In urban areas, the reduction in visitors was even more pronounced. Each line below is foot traffic to nursing homes and assisted living facilities in the country’s most populated 35 counties. (Together, these countries represent a quarter of the US population.) While the national average never fell more than 34% from January levels, many of the largest counties saw visits drop more than 50%.

Covid-19 resulted in nearly 200,000 deaths in long-term care homes

Despite the precautions, an estimated 186,000 residents and staff of long-term care homes have so far died from Covid-19 in the US. Though they make up less than 1% of the population, people who live in nursing and assisted living homes represent one-third of all Covid deaths in the country.

Among those residents who survived Covid-19, or escaped infection entirely, the impact of the lockdown period was also visible. Reports of weight loss and mood disorders, for example, were common.

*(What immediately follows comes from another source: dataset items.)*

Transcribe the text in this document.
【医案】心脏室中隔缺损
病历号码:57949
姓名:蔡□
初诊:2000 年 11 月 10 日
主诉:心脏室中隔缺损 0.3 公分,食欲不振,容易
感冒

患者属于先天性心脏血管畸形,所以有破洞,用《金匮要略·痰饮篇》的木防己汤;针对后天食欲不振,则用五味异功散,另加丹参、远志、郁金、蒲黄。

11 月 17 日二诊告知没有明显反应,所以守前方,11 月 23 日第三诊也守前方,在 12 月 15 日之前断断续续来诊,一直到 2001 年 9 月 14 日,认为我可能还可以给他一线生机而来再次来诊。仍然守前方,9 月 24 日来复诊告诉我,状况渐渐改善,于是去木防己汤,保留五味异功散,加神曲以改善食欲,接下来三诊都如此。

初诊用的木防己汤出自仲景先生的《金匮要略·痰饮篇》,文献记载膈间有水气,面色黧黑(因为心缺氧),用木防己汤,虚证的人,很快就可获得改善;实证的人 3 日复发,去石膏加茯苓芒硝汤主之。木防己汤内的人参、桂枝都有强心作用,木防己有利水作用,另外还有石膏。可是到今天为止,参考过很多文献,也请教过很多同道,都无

In the fall of 2020, when many facilities started allowing residents to designate one or two "essential caregivers" for limited, short visits, the advocacy group Consumer Voice interviewed nearly 200 people who had a family member in a nursing home about their experiences.

“She has long dirty nails. Her hair was a greasy mess most days, causing mom to lose dignity. Mom asks why she is in prison," one interviewee told researchers. “He was a very optimistic person. Now he frequently states ‘this is not a way to live,’ and cried,” said another.

Should family and other caregivers be locked out of nursing homes?

Because Covid case counts remain high in some areas of the US, breakthrough infections and lockdowns continue to disrupt life inside nursing homes. Meanwhile, there are still questions about whether sealing off nursing homes the way the US and many other countries did was the ideal course of action.

That plan—which also initially redirected inspectors to examine nursing homes through virtual visits—was never watertight. Care, cleaning, and kitchen staff still had to come and go, of course, which meant that these homes saw infections and deaths whenever community spread was high.

Covid-19 was always going to be deadly inside such institutions; family advocate groups acknowledge that. But it's also possible that if families had not been blocked from entry, if they had been able to provide extra care help to assist severely short-staffed facilities, social support for residents, and eyes on the ground, the US would have seen fewer cases of tragic neglect, and not as many seniors would have died from preventable issues like dehydration, or a "failure to thrive."